If you’re constantly on the lookout for things that will help get your company’s message across, you may have seen the term “transparency in marketing” pop up from time to time. The general idea is that companies and organizations are more open about themselves when dealing with prospects. For some that means being more forthcoming about mistakes and failures. If you blew it in customer service—you say so. If your product didn’t perform as well as promised—you admit it. If you’re overstocked on an item, you don’t pretend that you got a great deal that you’re “passing on to the customer”—you own up to the fact that you over-ordered.
Transparency can also take the form of sharing lessons learned. Those lessons might have to do with the industry you’re part of. Here’s an example. At TRM Direct, we’re in the business of helping companies market their goods and services. About five years ago we focused an increasing amount of attention on what was (at that time) a new marketing emphasis called inbound marketing. After three years worth of experience we posted a blog entitled: The 3 Biggest Inbound Marketing Lessons We’ve Learned Over the Last 3 Years. In doing that, we were transparent about what we got right—and what we would have done differently.
What’s transparent about that? We didn’t just share things that would make us look good, but also mistakes or miscalculations we’d made. Being open with certain information helps build trust. Your clients expect you to be knowledgeable and professional. That doesn’t mean mistake-free. If you learned a tough lesson that can help someone else, you may want to share it.

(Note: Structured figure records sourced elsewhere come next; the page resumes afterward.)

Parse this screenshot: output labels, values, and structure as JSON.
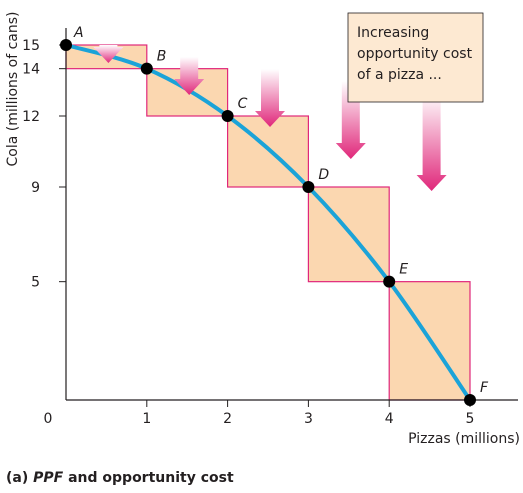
{
  "chart_data": {
    "type": "line",
    "title": "",
    "xlabel": "Pizzas (millions)",
    "ylabel": "Cola (millions of cans)",
    "xlim": [
      0,
      5
    ],
    "ylim": [
      0,
      15
    ],
    "x_ticks": [
      0,
      1,
      2,
      3,
      4,
      5
    ],
    "y_ticks": [
      5,
      9,
      12,
      14,
      15
    ],
    "origin_label": "0",
    "series": [
      {
        "points": [
          {
            "label": "A",
            "x": 0,
            "y": 15
          },
          {
            "label": "B",
            "x": 1,
            "y": 14
          },
          {
            "label": "C",
            "x": 2,
            "y": 12
          },
          {
            "label": "D",
            "x": 3,
            "y": 9
          },
          {
            "label": "E",
            "x": 4,
            "y": 5
          },
          {
            "label": "F",
            "x": 5,
            "y": 0
          }
        ]
      }
    ],
    "opportunity_cost_steps": [
      {
        "from": "A",
        "to": "B",
        "cola_forgone": 1
      },
      {
        "from": "B",
        "to": "C",
        "cola_forgone": 2
      },
      {
        "from": "C",
        "to": "D",
        "cola_forgone": 3
      },
      {
        "from": "D",
        "to": "E",
        "cola_forgone": 4
      },
      {
        "from": "E",
        "to": "F",
        "cola_forgone": 5
      }
    ],
    "annotation": {
      "lines": [
        "Increasing",
        "opportunity cost",
        "of a pizza ..."
      ]
    },
    "grid": false,
    "legend": "none"
  },
  "caption": {
    "prefix": "(a) ",
    "italic": "PPF",
    "suffix": " and opportunity cost"
  },
  "colors": {
    "curve": "#1ba3d8",
    "box_fill": "#fbd7b0",
    "box_stroke": "#e0277a",
    "arrow": "#e0277a",
    "point": "#000000",
    "note_box": "#fde9d2"
  }
}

Sometimes transparency in marketing means being really honest with prospects about whether or not you can help them. Lexus, BMW, Mercedes, and Tesla don’t pretend to make cars for everyone. They are high-end auto producers and their marketing projects that. Being clear and honest about who you are and what you can offer is important. You need to let potential customers see you for what you are. If what you offer doesn’t meet their needs, you can even help them look elsewhere. By doing that, you’re not wasting their time—or yours. Of course that means taking the time to understand who your real clients are in the first place.
Transparency is about dropping the masks. Not everyone is your customer. Some customers want speed. Some want quality. Others are looking for low prices. You can’t be all things to all people. Let prospects know what they can expect from you.

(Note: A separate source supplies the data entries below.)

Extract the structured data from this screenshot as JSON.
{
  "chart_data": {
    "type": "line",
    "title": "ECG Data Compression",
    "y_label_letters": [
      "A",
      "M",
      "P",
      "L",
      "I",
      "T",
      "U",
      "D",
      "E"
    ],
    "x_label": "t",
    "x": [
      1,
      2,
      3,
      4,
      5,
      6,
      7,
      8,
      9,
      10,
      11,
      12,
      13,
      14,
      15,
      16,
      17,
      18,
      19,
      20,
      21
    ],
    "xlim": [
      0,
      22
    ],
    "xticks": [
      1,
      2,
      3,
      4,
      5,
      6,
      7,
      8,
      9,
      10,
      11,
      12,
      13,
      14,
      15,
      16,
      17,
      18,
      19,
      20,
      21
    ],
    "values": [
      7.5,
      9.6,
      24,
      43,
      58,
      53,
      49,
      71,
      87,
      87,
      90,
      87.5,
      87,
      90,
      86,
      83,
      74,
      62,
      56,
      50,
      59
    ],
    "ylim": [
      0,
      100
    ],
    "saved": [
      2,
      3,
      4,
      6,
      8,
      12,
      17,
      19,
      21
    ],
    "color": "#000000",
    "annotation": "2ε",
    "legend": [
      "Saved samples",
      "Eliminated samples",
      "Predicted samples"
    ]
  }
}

Transparency is also important when it comes to your motives. You don’t want to trick people into responding to your mailings or your online offers by using gimmicks. You don’t want to mislead potential customers by dangling one thing in front of them and then giving them something different.
Why is transparency so important? Let’s face it: people talk to one another. Your business can present a good face online or in your traditional marketing endeavors, but prospects will talk to their friends—and they will seek out the opinions of people they don’t even know online. If you don’t “walk the talk,” word gets around. And in today’s “always online” world, the word can get around fast.
So drop the masks. Acknowledge your mistakes and share them when appropriate. Be honest about who you are and who your customers are. Your marketing results will be better because you’ll be dealing with people who really want to do business with you.